Educational Goals / Teaching Points
To establish the epidemiology of kidney transplantation / Determine the most common renal transplant disorders by their time of presentation and physiopathology / Illustrate the main imaging findings in different pathologies of renal transplant, and the main principal differences between them.
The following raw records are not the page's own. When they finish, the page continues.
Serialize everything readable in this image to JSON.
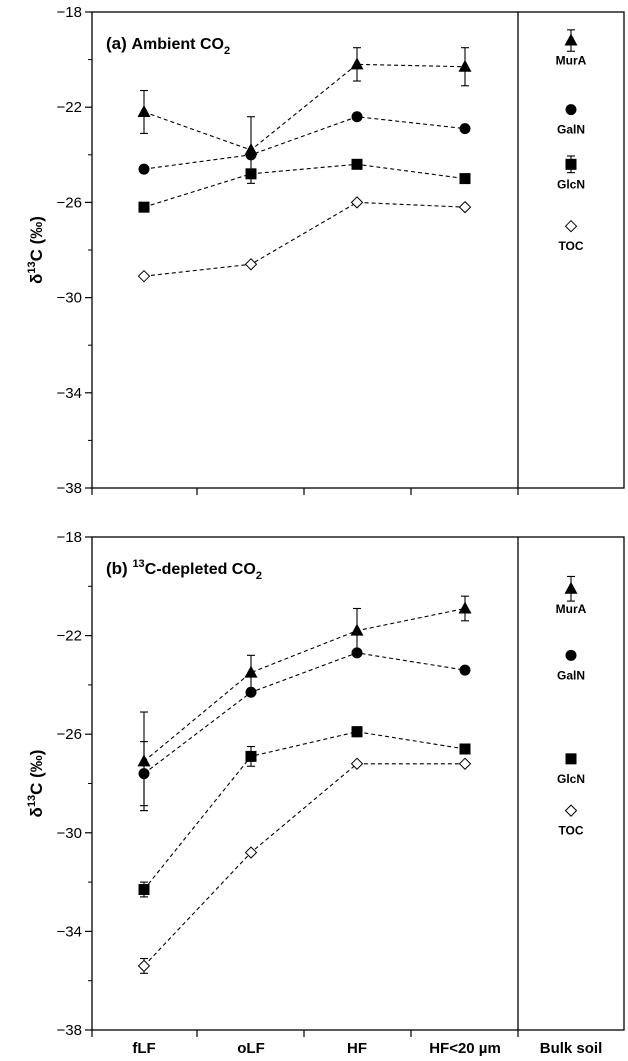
{
  "chart_data": [
    {
      "type": "line",
      "panel_label": "(a)",
      "title_main": "Ambient CO",
      "title_sub": "2",
      "ylabel_delta": "δ",
      "ylabel_sup": "13",
      "ylabel_rest": "C (‰)",
      "ylim": [
        -38,
        -18
      ],
      "yticks": [
        -18,
        -22,
        -26,
        -30,
        -34,
        -38
      ],
      "ytick_labels": [
        "−18",
        "−22",
        "−26",
        "−30",
        "−34",
        "−38"
      ],
      "categories": [
        "fLF",
        "oLF",
        "HF",
        "HF<20 µm"
      ],
      "bulk_category": "Bulk soil",
      "series": [
        {
          "name": "MurA",
          "marker": "triangle",
          "values": [
            -22.2,
            -23.8,
            -20.2,
            -20.3
          ],
          "err": [
            0.9,
            1.4,
            0.7,
            0.8
          ],
          "bulk": -19.2,
          "bulk_err": 0.45
        },
        {
          "name": "GalN",
          "marker": "circle",
          "values": [
            -24.6,
            -24.0,
            -22.4,
            -22.9
          ],
          "err": [
            0,
            0,
            0,
            0
          ],
          "bulk": -22.1,
          "bulk_err": 0
        },
        {
          "name": "GlcN",
          "marker": "square",
          "values": [
            -26.2,
            -24.8,
            -24.4,
            -25.0
          ],
          "err": [
            0,
            0,
            0,
            0
          ],
          "bulk": -24.4,
          "bulk_err": 0.35
        },
        {
          "name": "TOC",
          "marker": "diamond",
          "values": [
            -29.1,
            -28.6,
            -26.0,
            -26.2
          ],
          "err": [
            0,
            0,
            0,
            0
          ],
          "bulk": -27.0,
          "bulk_err": 0
        }
      ],
      "bulk_labels": [
        "MurA",
        "GalN",
        "GlcN",
        "TOC"
      ]
    },
    {
      "type": "line",
      "panel_label": "(b)",
      "title_sup": "13",
      "title_main": "C-depleted CO",
      "title_sub": "2",
      "ylabel_delta": "δ",
      "ylabel_sup": "13",
      "ylabel_rest": "C (‰)",
      "ylim": [
        -38,
        -18
      ],
      "yticks": [
        -18,
        -22,
        -26,
        -30,
        -34,
        -38
      ],
      "ytick_labels": [
        "−18",
        "−22",
        "−26",
        "−30",
        "−34",
        "−38"
      ],
      "categories": [
        "fLF",
        "oLF",
        "HF",
        "HF<20 µm"
      ],
      "bulk_category": "Bulk soil",
      "series": [
        {
          "name": "MurA",
          "marker": "triangle",
          "values": [
            -27.1,
            -23.5,
            -21.8,
            -20.9
          ],
          "err": [
            2.0,
            0.7,
            0.9,
            0.5
          ],
          "bulk": -20.1,
          "bulk_err": 0.5
        },
        {
          "name": "GalN",
          "marker": "circle",
          "values": [
            -27.6,
            -24.3,
            -22.7,
            -23.4
          ],
          "err": [
            1.3,
            0,
            0,
            0
          ],
          "bulk": -22.8,
          "bulk_err": 0
        },
        {
          "name": "GlcN",
          "marker": "square",
          "values": [
            -32.3,
            -26.9,
            -25.9,
            -26.6
          ],
          "err": [
            0.3,
            0.4,
            0.2,
            0.2
          ],
          "bulk": -27.0,
          "bulk_err": 0
        },
        {
          "name": "TOC",
          "marker": "diamond",
          "values": [
            -35.4,
            -30.8,
            -27.2,
            -27.2
          ],
          "err": [
            0.3,
            0,
            0,
            0
          ],
          "bulk": -29.1,
          "bulk_err": 0
        }
      ],
      "bulk_labels": [
        "MurA",
        "GalN",
        "GlcN",
        "TOC"
      ]
    }
  ]
}
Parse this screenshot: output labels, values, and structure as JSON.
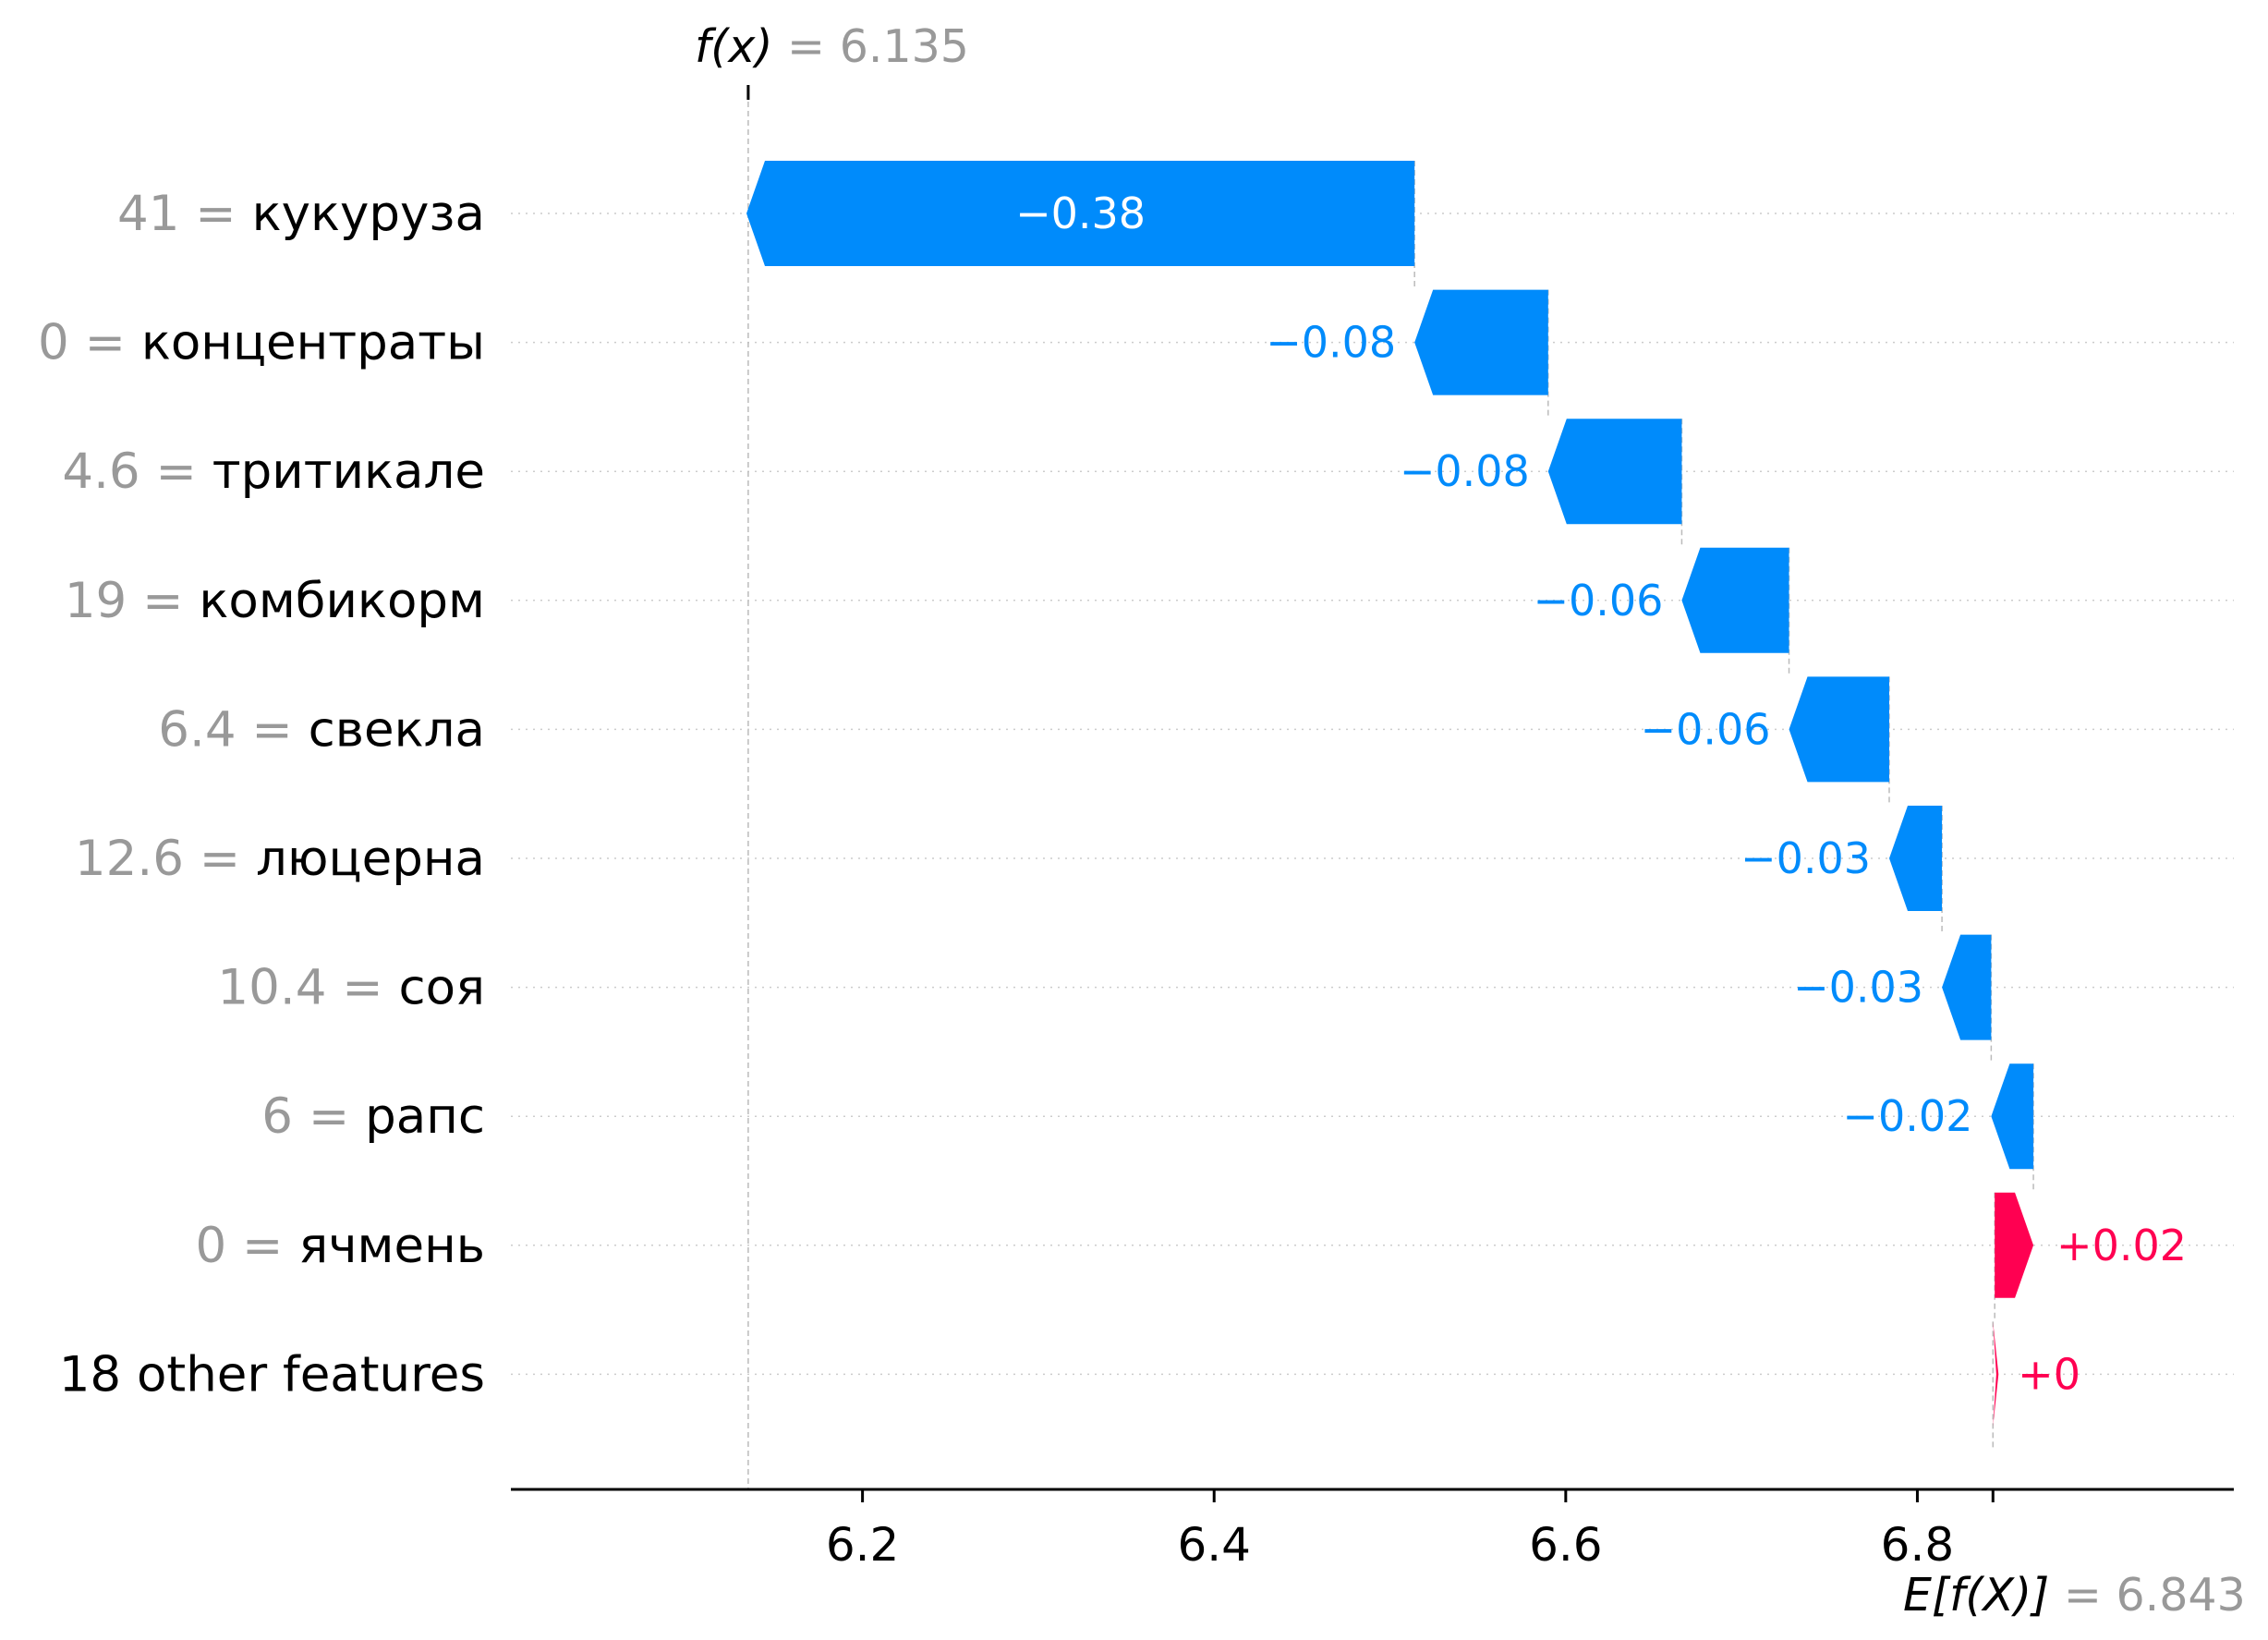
{
  "colors": {
    "negative": "#008bfb",
    "positive": "#ff0051",
    "gray": "#999999",
    "text": "#000000"
  },
  "chart_data": {
    "type": "waterfall",
    "base_value": 6.843,
    "final_value": 6.135,
    "fx_label": {
      "prefix": "f(x)",
      "equals": " = ",
      "value": "6.135"
    },
    "efx_label": {
      "prefix": "E[f(X)]",
      "equals": " = ",
      "value": "6.843"
    },
    "xlim": [
      6.0,
      6.98
    ],
    "xticks": [
      6.2,
      6.4,
      6.6,
      6.8
    ],
    "tick_labels": [
      "6.2",
      "6.4",
      "6.6",
      "6.8"
    ],
    "rows": [
      {
        "value_text": "41",
        "feature": "кукуруза",
        "shap": -0.38,
        "label": "−0.38"
      },
      {
        "value_text": "0",
        "feature": "концентраты",
        "shap": -0.076,
        "label": "−0.08"
      },
      {
        "value_text": "4.6",
        "feature": "тритикале",
        "shap": -0.076,
        "label": "−0.08"
      },
      {
        "value_text": "19",
        "feature": "комбикорм",
        "shap": -0.061,
        "label": "−0.06"
      },
      {
        "value_text": "6.4",
        "feature": "свекла",
        "shap": -0.057,
        "label": "−0.06"
      },
      {
        "value_text": "12.6",
        "feature": "люцерна",
        "shap": -0.03,
        "label": "−0.03"
      },
      {
        "value_text": "10.4",
        "feature": "соя",
        "shap": -0.028,
        "label": "−0.03"
      },
      {
        "value_text": "6",
        "feature": "рапс",
        "shap": -0.024,
        "label": "−0.02"
      },
      {
        "value_text": "0",
        "feature": "ячмень",
        "shap": 0.022,
        "label": "+0.02"
      },
      {
        "value_text": "",
        "feature": "18 other features",
        "shap": 0.001,
        "label": "+0"
      }
    ]
  }
}
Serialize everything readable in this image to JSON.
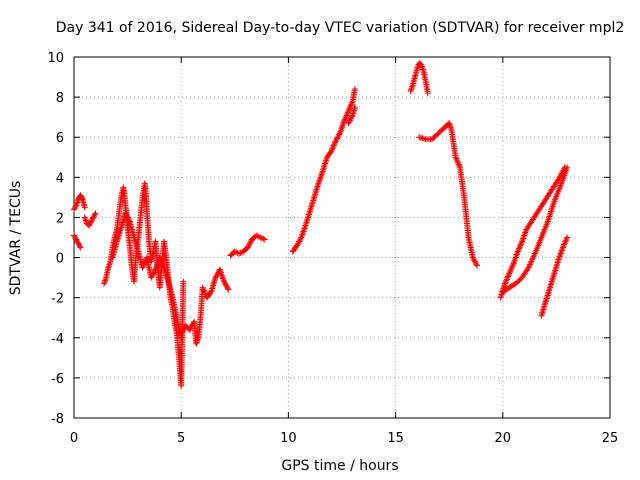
{
  "chart_data": {
    "type": "scatter",
    "title": "Day 341 of 2016, Sidereal Day-to-day VTEC variation (SDTVAR) for receiver mpl2",
    "xlabel": "GPS time / hours",
    "ylabel": "SDTVAR / TECUs",
    "xlim": [
      0,
      25
    ],
    "ylim": [
      -8,
      10
    ],
    "xticks": [
      0,
      5,
      10,
      15,
      20,
      25
    ],
    "xtick_labels": [
      "0",
      "5",
      "10",
      "15",
      "20",
      "25"
    ],
    "yticks": [
      -8,
      -6,
      -4,
      -2,
      0,
      2,
      4,
      6,
      8,
      10
    ],
    "ytick_labels": [
      "-8",
      "-6",
      "-4",
      "-2",
      "0",
      "2",
      "4",
      "6",
      "8",
      "10"
    ],
    "grid": true,
    "marker": "+",
    "color": "#ff0000",
    "series": [
      {
        "name": "segment-1",
        "x": [
          0.0,
          0.1,
          0.2,
          0.25,
          0.3,
          0.35,
          0.4,
          0.5
        ],
        "y": [
          2.4,
          2.6,
          2.9,
          3.0,
          3.1,
          3.0,
          2.9,
          2.5
        ]
      },
      {
        "name": "segment-2",
        "x": [
          0.0,
          0.1,
          0.2,
          0.3
        ],
        "y": [
          1.1,
          0.9,
          0.7,
          0.5
        ]
      },
      {
        "name": "segment-3",
        "x": [
          0.5,
          0.6,
          0.7,
          0.8,
          0.9,
          1.0
        ],
        "y": [
          2.0,
          1.7,
          1.6,
          1.8,
          2.0,
          2.2
        ]
      },
      {
        "name": "segment-4",
        "x": [
          1.4,
          1.5,
          1.6,
          1.7,
          1.8,
          1.9,
          2.0,
          2.1,
          2.2,
          2.3,
          2.35,
          2.4,
          2.5,
          2.6,
          2.7,
          2.8,
          2.9,
          3.0,
          3.1,
          3.2,
          3.3,
          3.35,
          3.4,
          3.5,
          3.6,
          3.7,
          3.8,
          3.9,
          4.0,
          4.1,
          4.2,
          4.3,
          4.4,
          4.5,
          4.6,
          4.7,
          4.8,
          4.9,
          5.0,
          5.1
        ],
        "y": [
          -1.3,
          -1.0,
          -0.5,
          -0.2,
          0.5,
          1.0,
          1.4,
          2.2,
          3.0,
          3.5,
          3.2,
          2.6,
          1.5,
          0.6,
          -0.5,
          -1.2,
          0.2,
          1.0,
          2.0,
          3.0,
          3.7,
          3.2,
          2.3,
          0.8,
          -0.2,
          0.3,
          0.8,
          -0.5,
          -1.5,
          -0.3,
          0.8,
          0.0,
          -1.0,
          -2.0,
          -2.5,
          -3.3,
          -3.8,
          -5.0,
          -6.4,
          -1.2
        ]
      },
      {
        "name": "segment-5",
        "x": [
          1.8,
          2.0,
          2.2,
          2.4,
          2.6,
          2.8,
          3.0,
          3.2,
          3.4,
          3.6,
          3.8,
          4.0,
          4.2,
          4.4,
          4.6,
          4.8,
          5.0
        ],
        "y": [
          0.0,
          0.8,
          1.5,
          2.2,
          1.8,
          1.0,
          0.3,
          -0.5,
          0.0,
          -1.0,
          -0.6,
          0.0,
          -0.5,
          -1.2,
          -2.0,
          -3.0,
          -4.0
        ]
      },
      {
        "name": "segment-6",
        "x": [
          5.0,
          5.2,
          5.4,
          5.6,
          5.7,
          5.8,
          5.9,
          6.0,
          6.2,
          6.4,
          6.6,
          6.8,
          7.0,
          7.2
        ],
        "y": [
          -3.8,
          -3.4,
          -3.6,
          -3.2,
          -4.3,
          -4.0,
          -3.0,
          -1.5,
          -2.0,
          -1.7,
          -1.0,
          -0.6,
          -1.2,
          -1.6
        ]
      },
      {
        "name": "segment-7",
        "x": [
          7.3,
          7.5,
          7.7,
          7.9,
          8.1,
          8.3,
          8.5,
          8.7,
          8.9
        ],
        "y": [
          0.1,
          0.3,
          0.2,
          0.3,
          0.5,
          0.9,
          1.1,
          1.0,
          0.9
        ]
      },
      {
        "name": "segment-8",
        "x": [
          10.2,
          10.4,
          10.6,
          10.8,
          11.0,
          11.2,
          11.4,
          11.6,
          11.8,
          12.0,
          12.2,
          12.4,
          12.6,
          12.8,
          13.0,
          13.1
        ],
        "y": [
          0.3,
          0.6,
          1.0,
          1.6,
          2.3,
          3.0,
          3.7,
          4.3,
          5.0,
          5.3,
          5.8,
          6.2,
          6.8,
          7.3,
          7.8,
          8.4
        ]
      },
      {
        "name": "segment-9",
        "x": [
          12.8,
          13.0,
          13.1
        ],
        "y": [
          6.7,
          7.1,
          7.5
        ]
      },
      {
        "name": "segment-10",
        "x": [
          15.7,
          15.8,
          15.9,
          16.0,
          16.1,
          16.2,
          16.3,
          16.4,
          16.5
        ],
        "y": [
          8.3,
          8.6,
          9.0,
          9.4,
          9.7,
          9.6,
          9.3,
          8.8,
          8.2
        ]
      },
      {
        "name": "segment-11",
        "x": [
          16.1,
          16.4,
          16.7,
          17.0,
          17.3,
          17.5,
          17.6,
          17.8,
          18.0,
          18.2,
          18.4,
          18.6,
          18.8
        ],
        "y": [
          6.0,
          5.9,
          5.9,
          6.2,
          6.5,
          6.7,
          6.4,
          5.0,
          4.5,
          3.0,
          1.0,
          0.0,
          -0.4
        ]
      },
      {
        "name": "segment-12",
        "x": [
          19.9,
          20.1,
          20.3,
          20.5,
          20.7,
          20.9,
          21.1,
          21.4,
          21.7,
          22.0,
          22.3,
          22.6,
          22.9
        ],
        "y": [
          -2.0,
          -1.3,
          -0.8,
          -0.3,
          0.3,
          0.8,
          1.4,
          1.9,
          2.4,
          2.9,
          3.4,
          3.9,
          4.5
        ]
      },
      {
        "name": "segment-13",
        "x": [
          20.0,
          20.3,
          20.6,
          20.9,
          21.2,
          21.5,
          21.8,
          22.1,
          22.4,
          22.7,
          23.0
        ],
        "y": [
          -1.7,
          -1.5,
          -1.3,
          -1.0,
          -0.5,
          0.2,
          1.0,
          1.8,
          2.8,
          3.6,
          4.5
        ]
      },
      {
        "name": "segment-14",
        "x": [
          21.8,
          22.0,
          22.2,
          22.4,
          22.6,
          22.8,
          23.0
        ],
        "y": [
          -2.9,
          -2.2,
          -1.5,
          -0.8,
          -0.1,
          0.5,
          1.0
        ]
      }
    ]
  }
}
Key Anatomic/Physiologic Issues and Imaging Findings/Techniques
Ultrasound findings of parenchymal abnormalities may be subtle, frequently changes in morphology are due to obstruction, main alterations are hydronephrosis and changes in the cortex-medulla relationship. There are four main types of perinephric fluid collections: hematoma, urinoma, abscess, and lymphocel. Imaging features at may overlap; however, differentiation can often be achieved with use of color Doppler US (CDUS), CT and renal scintigraphy in conjunction with ancillary clinical information. Thrombosis of transplanted renal vein: may occur immediately CDUS shows “reverse” diastolic flow and no flow in the renal vein. Stenosis of transplanted renal vein: may be the result of external compression or fibrosis, is seen as 3–4-fold increase in the PSV between the stenotic and prestenotic segments. Stenosis of arterial transplanted renal artery: CDUS shows mosaic pattern at the anastomosis and an increase in peak systolic velocity, the spectral analysis shows “tardus-parvus” waveform. Arteriovenous fistulas and pseudoaneurysm are mainly biopsy complications, fistulas appear as focal areas with color mosaic pattern, spectral analysis may show increased systodiastolic flow in the area of interest with resistive and pulsatility indexes that are often normal or lower and pulsatile acceleration is present, pseudoaneurysms appear as small cystlike anechoic areas containing finely hyperechoic material representing internal thrombi, CDUS reveals turbulence and ‘‘to-and-fro’’ flow. Rejection: renography shows decreased perfusion, diminished uptake and delayed excretion, US demonstrates enlargement and a complete loss of corticomedullary differentiation with end-diastolic flow absent and spectral waveform with reverse flow. Acute tubular necrosis: renal scintigraphy curve demonstrates delayed time to peak activity, US shows a collecting system thickening and effacement of sinus echo complex, spectral waveform has a brisk systolic upstroke and low end-diastolic flow.

Conclusion
CDUS is the primary tool for routine surveillance and initial diagnostic imaging for allograft dysfunction. Improvements in surveillance imaging decreased incidence of graft failure and death within first 5 years after transplant.